Upping Shock Wave Frequency Improves Ureteral Stone Clearance
Researchers observe greater efficacy of extracorporeal shock wave lithotripsy at 90 rather than 60 pulses per minute.
Increasing the pulse delivery rate of extracorporeal shock wave lithotripsy (ESWL) can provide excellent results in the management of ureteral stones, according to investigators.
Daniel P. Nguyen, MD, and colleagues at the University of Bern in Bern, Switzerland randomly assigned 254 patients with ureteral stones to receive a shock wave (SW) delivery rate of either 60 or 90 pulses per minute (130 and 124 patients, respectively).
The stone-free rate at 3 months—the study's primary endpoint—was 91% in the group that received 90 pulses per minute compared with 80% in the group that received 60 pulses per minute, a significant difference between treatment arms, investigators reported in The Journal of Urology (2015;194:418-423). The significantly better stone-free rate observed with the 90 versus 60 pulses per minutes was observed in patients with proximal and mid-ureteral stones (100% vs. 83% and 96% vs. 73%, respectively), but not in those with distal ureteral stones.

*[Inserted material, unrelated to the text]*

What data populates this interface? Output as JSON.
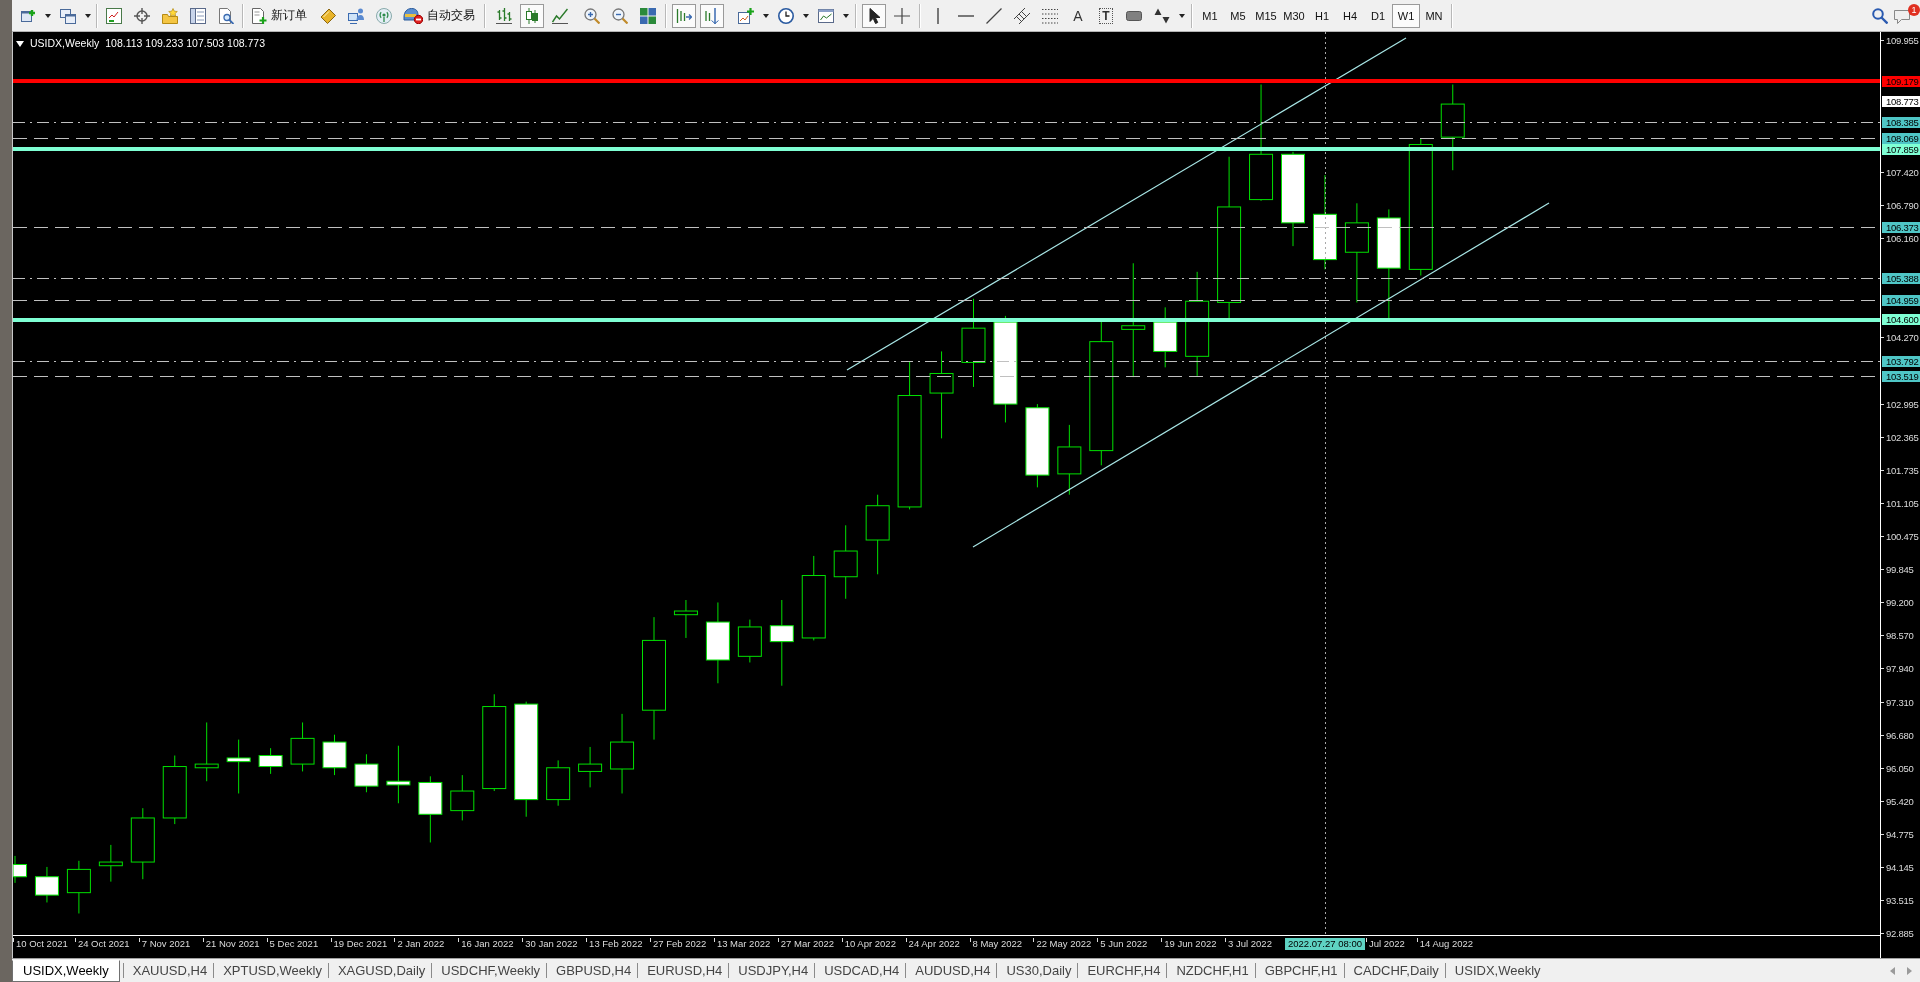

“These findings are relevant in the context of the decreasing popularity of ESWL for ureteral stones, indicating that optimizing the SW delivery rate can achieve excellent outcomes even for mid and proximal ureteral stones,” the authors wrote.
The researchers noted that favorable cavitation bubble dynamics may explain the superior ESWL efficacy at 90 pulses per minute. “Shock waves create pressure changes that lead to bubble formation,” they wrote. “When these bubbles collapse at the stone surface, they release high energy waves that induce stone fragmentation. An increased SW delivery rate leads to increased production of cavitation bubbles at the stone surface, potentially leading to enhanced fragmentation.”
The main study limitation was that all patients were treated with the modified HM-3 lithotripter, so it is unknown whether their results can be generalized to the current generation of electromagnetic or piezoelectric lithotripters, the researchers stated.